Regev also said that Israel was the recognized civil and military power in “Area C” of the West Bank, part of the land captured by Israel in 1967, under the Oslo accords of the 1990s.
Area C amounts to about 60% of the West Bank land area, although most Palestinians live in either Area B, under Israeli military rule but Palestinian civil administration, or in Area A, which is most of the urban areas of the West Bank where the Palestinian Authority controls both security and civil administration.
The Oslo Accords were supposed to be a process of negotiated evolution leading to the end of Israel’s occupation and the birth of a peaceful Palestinian state alongside Israel. But, more than 25 years later, that’s a fading vision.
A group of Bedouin men sat on the ground outside a ring of delegates and press, muttering about how pointless the whole scene was.
One stood up when Palestinian Authority Prime Minister Mohammad Shtayyeh approached.
“We don’t need water tanks or tents to be replaced. We need political support,” he shouted.
Decades of intermittent violence and logjams over the future of Palestinian refugees and their descendants claims’ to a UN-mandated “right of return,” the future of Jerusalem which both sides want as a capital, and the long-term status of the settlements, have not been cleared.
So, bitterness entrenches. And Israel’s expansion of the settlement project on the West Bank continues. Now, over 400,000 Israelis live in the West Bank – which was always opposed by the Obama-Biden administration, but embraced by Trump.
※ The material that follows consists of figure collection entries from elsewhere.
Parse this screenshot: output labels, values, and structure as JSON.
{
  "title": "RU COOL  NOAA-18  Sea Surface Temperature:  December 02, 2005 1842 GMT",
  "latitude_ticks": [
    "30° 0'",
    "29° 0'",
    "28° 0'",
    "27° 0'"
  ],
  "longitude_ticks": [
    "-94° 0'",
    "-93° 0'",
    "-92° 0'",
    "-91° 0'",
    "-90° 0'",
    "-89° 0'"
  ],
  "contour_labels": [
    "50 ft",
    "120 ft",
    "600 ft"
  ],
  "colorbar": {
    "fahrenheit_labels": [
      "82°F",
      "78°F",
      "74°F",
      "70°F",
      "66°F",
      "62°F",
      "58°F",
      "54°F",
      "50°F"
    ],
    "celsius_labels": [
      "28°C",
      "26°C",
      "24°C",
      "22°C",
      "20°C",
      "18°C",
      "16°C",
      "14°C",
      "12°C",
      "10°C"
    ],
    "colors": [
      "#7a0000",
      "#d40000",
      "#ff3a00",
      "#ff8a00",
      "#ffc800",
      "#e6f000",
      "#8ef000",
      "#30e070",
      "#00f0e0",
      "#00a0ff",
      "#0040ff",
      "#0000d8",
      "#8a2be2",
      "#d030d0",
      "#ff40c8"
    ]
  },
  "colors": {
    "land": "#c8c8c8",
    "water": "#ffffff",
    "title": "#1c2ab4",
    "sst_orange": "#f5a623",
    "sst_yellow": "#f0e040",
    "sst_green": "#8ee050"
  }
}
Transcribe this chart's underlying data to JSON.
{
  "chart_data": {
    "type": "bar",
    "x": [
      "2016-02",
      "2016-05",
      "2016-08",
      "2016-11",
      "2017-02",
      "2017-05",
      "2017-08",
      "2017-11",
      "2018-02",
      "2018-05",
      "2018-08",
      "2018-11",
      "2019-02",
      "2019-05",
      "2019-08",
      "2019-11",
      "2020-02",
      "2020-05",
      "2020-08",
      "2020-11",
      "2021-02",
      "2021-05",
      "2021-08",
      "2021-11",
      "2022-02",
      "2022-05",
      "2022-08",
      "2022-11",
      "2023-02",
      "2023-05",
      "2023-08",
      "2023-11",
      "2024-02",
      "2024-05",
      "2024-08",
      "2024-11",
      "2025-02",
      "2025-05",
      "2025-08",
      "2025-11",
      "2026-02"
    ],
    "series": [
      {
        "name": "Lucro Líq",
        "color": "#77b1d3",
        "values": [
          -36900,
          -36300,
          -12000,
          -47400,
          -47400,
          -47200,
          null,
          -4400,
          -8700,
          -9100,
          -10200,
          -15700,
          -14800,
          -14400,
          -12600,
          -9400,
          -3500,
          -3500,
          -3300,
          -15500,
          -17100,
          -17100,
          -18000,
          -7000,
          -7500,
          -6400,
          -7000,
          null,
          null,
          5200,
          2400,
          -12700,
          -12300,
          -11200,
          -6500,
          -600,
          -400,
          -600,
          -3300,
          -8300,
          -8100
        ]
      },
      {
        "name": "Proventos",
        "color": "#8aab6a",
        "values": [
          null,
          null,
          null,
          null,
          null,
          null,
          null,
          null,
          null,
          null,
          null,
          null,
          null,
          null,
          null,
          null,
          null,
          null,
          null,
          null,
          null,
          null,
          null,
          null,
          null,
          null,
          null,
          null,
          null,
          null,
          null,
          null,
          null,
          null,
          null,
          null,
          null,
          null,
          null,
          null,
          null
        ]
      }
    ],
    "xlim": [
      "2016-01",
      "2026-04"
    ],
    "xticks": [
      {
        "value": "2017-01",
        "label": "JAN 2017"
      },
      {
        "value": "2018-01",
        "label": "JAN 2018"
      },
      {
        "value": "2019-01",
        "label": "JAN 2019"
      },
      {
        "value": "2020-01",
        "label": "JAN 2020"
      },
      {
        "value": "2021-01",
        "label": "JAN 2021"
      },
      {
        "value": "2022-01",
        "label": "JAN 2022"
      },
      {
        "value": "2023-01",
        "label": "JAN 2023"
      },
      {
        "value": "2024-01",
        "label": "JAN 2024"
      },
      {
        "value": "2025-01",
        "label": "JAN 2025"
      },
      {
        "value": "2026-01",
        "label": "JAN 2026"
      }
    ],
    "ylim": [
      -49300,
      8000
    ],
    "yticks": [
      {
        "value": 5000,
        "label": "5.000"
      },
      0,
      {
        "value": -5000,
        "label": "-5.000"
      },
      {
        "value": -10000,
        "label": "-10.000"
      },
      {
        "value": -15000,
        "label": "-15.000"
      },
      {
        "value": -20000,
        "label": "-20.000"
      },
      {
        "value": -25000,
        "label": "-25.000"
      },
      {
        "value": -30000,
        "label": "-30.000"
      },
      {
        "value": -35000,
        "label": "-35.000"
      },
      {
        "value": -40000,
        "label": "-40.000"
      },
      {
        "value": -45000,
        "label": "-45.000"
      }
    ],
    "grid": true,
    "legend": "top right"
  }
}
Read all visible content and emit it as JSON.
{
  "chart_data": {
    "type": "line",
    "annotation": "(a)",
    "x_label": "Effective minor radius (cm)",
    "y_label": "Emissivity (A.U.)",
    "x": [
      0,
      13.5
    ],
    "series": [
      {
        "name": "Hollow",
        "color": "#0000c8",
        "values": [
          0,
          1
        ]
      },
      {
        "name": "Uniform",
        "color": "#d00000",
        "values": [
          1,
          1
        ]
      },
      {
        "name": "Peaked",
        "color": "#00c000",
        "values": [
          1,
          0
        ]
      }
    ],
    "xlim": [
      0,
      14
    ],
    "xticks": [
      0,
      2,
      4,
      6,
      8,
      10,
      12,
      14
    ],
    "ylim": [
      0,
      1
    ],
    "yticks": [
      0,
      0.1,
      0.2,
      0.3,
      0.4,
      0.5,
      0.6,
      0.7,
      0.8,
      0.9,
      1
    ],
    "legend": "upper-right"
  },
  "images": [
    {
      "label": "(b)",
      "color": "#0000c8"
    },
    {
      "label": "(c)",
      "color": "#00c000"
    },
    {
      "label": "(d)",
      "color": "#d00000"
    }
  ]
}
And, with the fourth Israeli election in two years coming in March – many believe it’s a way for Netanyahu to solidify his conservative support.
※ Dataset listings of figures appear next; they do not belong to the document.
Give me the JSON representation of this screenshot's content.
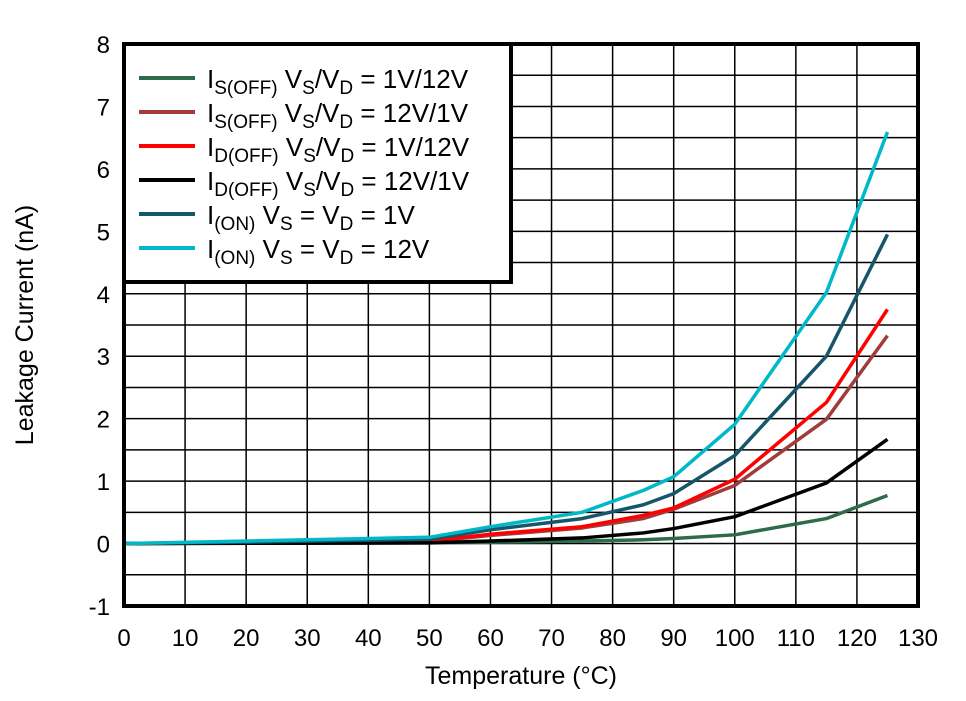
{
  "chart_data": {
    "type": "line",
    "title": "",
    "xlabel": "Temperature (°C)",
    "ylabel": "Leakage Current (nA)",
    "xlim": [
      0,
      130
    ],
    "ylim": [
      -1,
      8
    ],
    "xticks": [
      0,
      10,
      20,
      30,
      40,
      50,
      60,
      70,
      80,
      90,
      100,
      110,
      120,
      130
    ],
    "yticks": [
      -1,
      0,
      1,
      2,
      3,
      4,
      5,
      6,
      7,
      8
    ],
    "grid": true,
    "legend_placement": "top-left",
    "x": [
      0,
      25,
      50,
      60,
      75,
      85,
      90,
      100,
      115,
      125
    ],
    "series": [
      {
        "name_parts": [
          [
            "I",
            ""
          ],
          [
            "S(OFF)",
            "sub"
          ],
          [
            " V",
            ""
          ],
          [
            "S",
            "sub"
          ],
          [
            "/V",
            ""
          ],
          [
            "D",
            "sub"
          ],
          [
            " = 1V/12V",
            ""
          ]
        ],
        "color": "#2e6b4a",
        "values": [
          0,
          0.005,
          0.01,
          0.02,
          0.04,
          0.06,
          0.08,
          0.14,
          0.4,
          0.77
        ]
      },
      {
        "name_parts": [
          [
            "I",
            ""
          ],
          [
            "S(OFF)",
            "sub"
          ],
          [
            " V",
            ""
          ],
          [
            "S",
            "sub"
          ],
          [
            "/V",
            ""
          ],
          [
            "D",
            "sub"
          ],
          [
            " = 12V/1V",
            ""
          ]
        ],
        "color": "#a03c3c",
        "values": [
          0,
          0.01,
          0.03,
          0.13,
          0.25,
          0.4,
          0.55,
          0.93,
          1.99,
          3.33
        ]
      },
      {
        "name_parts": [
          [
            "I",
            ""
          ],
          [
            "D(OFF)",
            "sub"
          ],
          [
            " V",
            ""
          ],
          [
            "S",
            "sub"
          ],
          [
            "/V",
            ""
          ],
          [
            "D",
            "sub"
          ],
          [
            " = 1V/12V",
            ""
          ]
        ],
        "color": "#ff0000",
        "values": [
          0,
          0.01,
          0.04,
          0.15,
          0.27,
          0.45,
          0.57,
          1.03,
          2.26,
          3.75
        ]
      },
      {
        "name_parts": [
          [
            "I",
            ""
          ],
          [
            "D(OFF)",
            "sub"
          ],
          [
            " V",
            ""
          ],
          [
            "S",
            "sub"
          ],
          [
            "/V",
            ""
          ],
          [
            "D",
            "sub"
          ],
          [
            " = 12V/1V",
            ""
          ]
        ],
        "color": "#000000",
        "values": [
          0,
          0.005,
          0.01,
          0.04,
          0.09,
          0.17,
          0.24,
          0.43,
          0.97,
          1.67
        ]
      },
      {
        "name_parts": [
          [
            "I",
            ""
          ],
          [
            "(ON)",
            "sub"
          ],
          [
            " V",
            ""
          ],
          [
            "S",
            "sub"
          ],
          [
            " = V",
            ""
          ],
          [
            "D",
            "sub"
          ],
          [
            " = 1V",
            ""
          ]
        ],
        "color": "#15566a",
        "values": [
          0,
          0.03,
          0.07,
          0.22,
          0.4,
          0.62,
          0.8,
          1.41,
          3.0,
          4.95
        ]
      },
      {
        "name_parts": [
          [
            "I",
            ""
          ],
          [
            "(ON)",
            "sub"
          ],
          [
            " V",
            ""
          ],
          [
            "S",
            "sub"
          ],
          [
            " = V",
            ""
          ],
          [
            "D",
            "sub"
          ],
          [
            " = 12V",
            ""
          ]
        ],
        "color": "#00b8c8",
        "values": [
          0,
          0.05,
          0.1,
          0.27,
          0.5,
          0.85,
          1.07,
          1.91,
          4.02,
          6.59
        ]
      }
    ]
  }
}
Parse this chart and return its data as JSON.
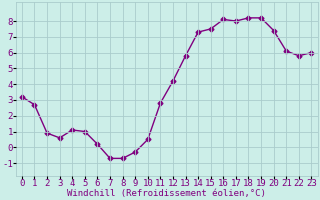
{
  "x": [
    0,
    1,
    2,
    3,
    4,
    5,
    6,
    7,
    8,
    9,
    10,
    11,
    12,
    13,
    14,
    15,
    16,
    17,
    18,
    19,
    20,
    21,
    22,
    23
  ],
  "y": [
    3.2,
    2.7,
    0.9,
    0.6,
    1.1,
    1.0,
    0.2,
    -0.7,
    -0.7,
    -0.3,
    0.5,
    2.8,
    4.2,
    5.8,
    7.3,
    7.5,
    8.1,
    8.0,
    8.2,
    8.2,
    7.4,
    6.1,
    5.8,
    6.0
  ],
  "xlabel": "Windchill (Refroidissement éolien,°C)",
  "line_color": "#800080",
  "marker": "D",
  "marker_size": 2.5,
  "line_width": 1.0,
  "bg_color": "#cceee8",
  "grid_color": "#aacccc",
  "tick_label_color": "#800080",
  "axis_label_color": "#800080",
  "xlim": [
    -0.5,
    23.5
  ],
  "ylim": [
    -1.8,
    9.2
  ],
  "yticks": [
    -1,
    0,
    1,
    2,
    3,
    4,
    5,
    6,
    7,
    8
  ],
  "xticks": [
    0,
    1,
    2,
    3,
    4,
    5,
    6,
    7,
    8,
    9,
    10,
    11,
    12,
    13,
    14,
    15,
    16,
    17,
    18,
    19,
    20,
    21,
    22,
    23
  ],
  "xlabel_fontsize": 6.5,
  "tick_fontsize": 6.5
}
In just the first 20 days of this year leading up to the Biden inauguration Israel announced plans to build another 3,352 settlement homes on the West Bank and in east Jerusalem.
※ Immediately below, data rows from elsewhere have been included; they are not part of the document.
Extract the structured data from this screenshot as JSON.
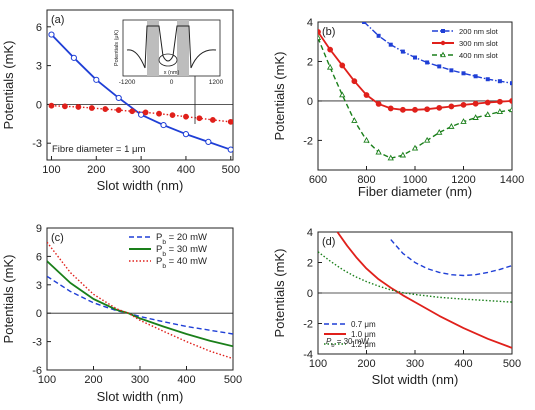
{
  "chart_data": [
    {
      "panel_label": "(a)",
      "type": "line",
      "xlabel": "Slot width",
      "xlabel_unit": "(nm)",
      "ylabel": "Potentials",
      "ylabel_unit": "(mK)",
      "xlim": [
        90,
        505
      ],
      "ylim": [
        -4.3,
        7.3
      ],
      "xticks": [
        100,
        200,
        300,
        400,
        500
      ],
      "yticks": [
        -3,
        0,
        3,
        6
      ],
      "annotation": "Fibre diameter = 1 μm",
      "series": [
        {
          "name": "",
          "color": "#1f3fd6",
          "style": "solid",
          "marker": "open-circle",
          "x": [
            100,
            150,
            200,
            250,
            300,
            350,
            400,
            450,
            500
          ],
          "y": [
            5.4,
            3.6,
            1.9,
            0.5,
            -0.8,
            -1.6,
            -2.3,
            -2.9,
            -3.5
          ]
        },
        {
          "name": "",
          "color": "#e0201b",
          "style": "dotted",
          "marker": "filled-circle",
          "x": [
            100,
            130,
            160,
            190,
            220,
            250,
            280,
            310,
            340,
            370,
            400,
            430,
            460,
            500
          ],
          "y": [
            -0.1,
            -0.15,
            -0.2,
            -0.28,
            -0.36,
            -0.44,
            -0.53,
            -0.62,
            -0.72,
            -0.83,
            -0.95,
            -1.07,
            -1.2,
            -1.35
          ]
        }
      ],
      "inset": {
        "ylabel": "Potentials (μK)",
        "xlabel": "x (nm)",
        "xticks": [
          "-1200",
          "0",
          "1200"
        ]
      }
    },
    {
      "panel_label": "(b)",
      "type": "line",
      "xlabel": "Fiber diameter",
      "xlabel_unit": "(nm)",
      "ylabel": "Potentials",
      "ylabel_unit": "(mK)",
      "xlim": [
        600,
        1400
      ],
      "ylim": [
        -3.5,
        4.0
      ],
      "xticks": [
        600,
        800,
        1000,
        1200,
        1400
      ],
      "yticks": [
        -2,
        0,
        2,
        4
      ],
      "legend": "top-right",
      "series": [
        {
          "name": "200 nm slot",
          "color": "#1f3fd6",
          "style": "dash-dot",
          "marker": "filled-square",
          "x": [
            790,
            850,
            900,
            950,
            1000,
            1050,
            1100,
            1150,
            1200,
            1250,
            1300,
            1350,
            1400
          ],
          "y": [
            4.0,
            3.3,
            2.85,
            2.5,
            2.2,
            1.95,
            1.75,
            1.55,
            1.4,
            1.25,
            1.1,
            1.0,
            0.9
          ]
        },
        {
          "name": "300 nm slot",
          "color": "#e0201b",
          "style": "solid",
          "marker": "filled-circle",
          "x": [
            600,
            650,
            700,
            750,
            800,
            850,
            900,
            950,
            1000,
            1050,
            1100,
            1150,
            1200,
            1250,
            1300,
            1350,
            1400
          ],
          "y": [
            3.5,
            2.6,
            1.8,
            1.0,
            0.3,
            -0.15,
            -0.38,
            -0.45,
            -0.45,
            -0.42,
            -0.35,
            -0.28,
            -0.2,
            -0.14,
            -0.08,
            -0.04,
            0.0
          ]
        },
        {
          "name": "400 nm slot",
          "color": "#1a7f1a",
          "style": "dashed",
          "marker": "open-triangle",
          "x": [
            600,
            650,
            700,
            750,
            800,
            850,
            900,
            950,
            1000,
            1050,
            1100,
            1150,
            1200,
            1250,
            1300,
            1350,
            1400
          ],
          "y": [
            3.2,
            1.7,
            0.3,
            -1.0,
            -2.0,
            -2.6,
            -2.9,
            -2.75,
            -2.4,
            -2.0,
            -1.6,
            -1.3,
            -1.05,
            -0.85,
            -0.7,
            -0.55,
            -0.45
          ]
        }
      ]
    },
    {
      "panel_label": "(c)",
      "type": "line",
      "xlabel": "Slot width",
      "xlabel_unit": "(nm)",
      "ylabel": "Potentials",
      "ylabel_unit": "(mK)",
      "xlim": [
        100,
        500
      ],
      "ylim": [
        -6,
        9
      ],
      "xticks": [
        100,
        200,
        300,
        400,
        500
      ],
      "yticks": [
        -6,
        -3,
        0,
        3,
        6,
        9
      ],
      "legend": "top-right",
      "series": [
        {
          "name": "P_b = 20 mW",
          "color": "#1f3fd6",
          "style": "dashed",
          "x": [
            100,
            150,
            200,
            250,
            275,
            300,
            350,
            400,
            450,
            500
          ],
          "y": [
            3.9,
            2.3,
            1.1,
            0.25,
            0.0,
            -0.35,
            -0.9,
            -1.4,
            -1.8,
            -2.2
          ]
        },
        {
          "name": "P_b = 30 mW",
          "color": "#1a7f1a",
          "style": "solid",
          "x": [
            100,
            150,
            200,
            250,
            275,
            300,
            350,
            400,
            450,
            500
          ],
          "y": [
            5.5,
            3.2,
            1.5,
            0.35,
            0.0,
            -0.55,
            -1.4,
            -2.2,
            -2.9,
            -3.5
          ]
        },
        {
          "name": "P_b = 40 mW",
          "color": "#e0201b",
          "style": "dotted",
          "x": [
            100,
            150,
            200,
            250,
            275,
            300,
            350,
            400,
            450,
            500
          ],
          "y": [
            7.5,
            4.3,
            2.0,
            0.45,
            0.0,
            -0.75,
            -1.9,
            -3.0,
            -4.0,
            -4.8
          ]
        }
      ]
    },
    {
      "panel_label": "(d)",
      "type": "line",
      "xlabel": "Slot width",
      "xlabel_unit": "(nm)",
      "ylabel": "Potentials",
      "ylabel_unit": "(mK)",
      "xlim": [
        100,
        500
      ],
      "ylim": [
        -4.0,
        4.0
      ],
      "xticks": [
        100,
        200,
        300,
        400,
        500
      ],
      "yticks": [
        -4,
        -2,
        0,
        2,
        4
      ],
      "annotation": "P_b = 30 mW",
      "legend": "bottom-left",
      "series": [
        {
          "name": "0.7 μm",
          "color": "#1f3fd6",
          "style": "dashed",
          "x": [
            250,
            275,
            300,
            325,
            350,
            375,
            400,
            425,
            450,
            475,
            500
          ],
          "y": [
            3.5,
            2.6,
            2.0,
            1.6,
            1.35,
            1.2,
            1.15,
            1.2,
            1.35,
            1.55,
            1.8
          ]
        },
        {
          "name": "1.0 μm",
          "color": "#e0201b",
          "style": "solid",
          "x": [
            140,
            160,
            180,
            200,
            225,
            250,
            275,
            300,
            350,
            400,
            450,
            500
          ],
          "y": [
            4.0,
            3.1,
            2.3,
            1.6,
            0.9,
            0.35,
            -0.15,
            -0.6,
            -1.5,
            -2.3,
            -3.0,
            -3.6
          ]
        },
        {
          "name": "1.2 μm",
          "color": "#1a7f1a",
          "style": "dotted",
          "x": [
            100,
            125,
            150,
            175,
            200,
            225,
            250,
            275,
            300,
            350,
            400,
            450,
            500
          ],
          "y": [
            2.7,
            2.1,
            1.55,
            1.1,
            0.75,
            0.45,
            0.2,
            0.02,
            -0.1,
            -0.28,
            -0.4,
            -0.5,
            -0.6
          ]
        }
      ]
    }
  ]
}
Von Burgsdorff told CNN that he estimated that the EU, and bilateral donations, to the Palestinians by European nations was around $780 million a year.
With no faith that Israel and the Palestinians will move the peace process forward there’s a general acknowledgement by European diplomats that their money is being spent to keep Palestinians out of poverty and to dilute the influence of radical groups like Hamas, which rules Gaza, and is dedicated to the destruction of Israel.
“This is money that the Israelis would otherwise have to find since they do not take on the responsibility of ensuring the economic and social well-being of the 5 million Palestinians who have been living under occupation ever since 67,” von Burgsdorff said.
This is not a responsibility that Israel accepts. The Oslo accords cede responsibility for most Palestinians to the Palestinian Authority, Israeli officials argue.
This has left the PA, as well as the Palestine Liberation Organization, which represents the Palestinians in negotiations with Israel, looking increasingly impotent in achieving independence.
Shtayyeh, who’ll be facing elections in May, led his own delegation to Humsa.
Since you’ve achieved so little perhaps it’s time to dissolve the PA and to give up? CNN asked him.
“We spent all our lives fighting for an independent Palestinian state that is sovereign viable and contiguous on the borders of ’67, with Jerusalem as its capital. We have achieved something. We didn’t achieve everything. The Palestinian Authority is not a gift from the Israelis to us. This is a culmination of our sacrifices so therefore we continue to give hope to our people,” he replied.
But that “hope” meant little to Aysha abu Awwad as the storm blew in and she was gently ushered into a tent donated by the Red Crescent while younger members of her clan struggled with tarpaulins and the rain began to beat down.
Abeer Salman contributed to this report.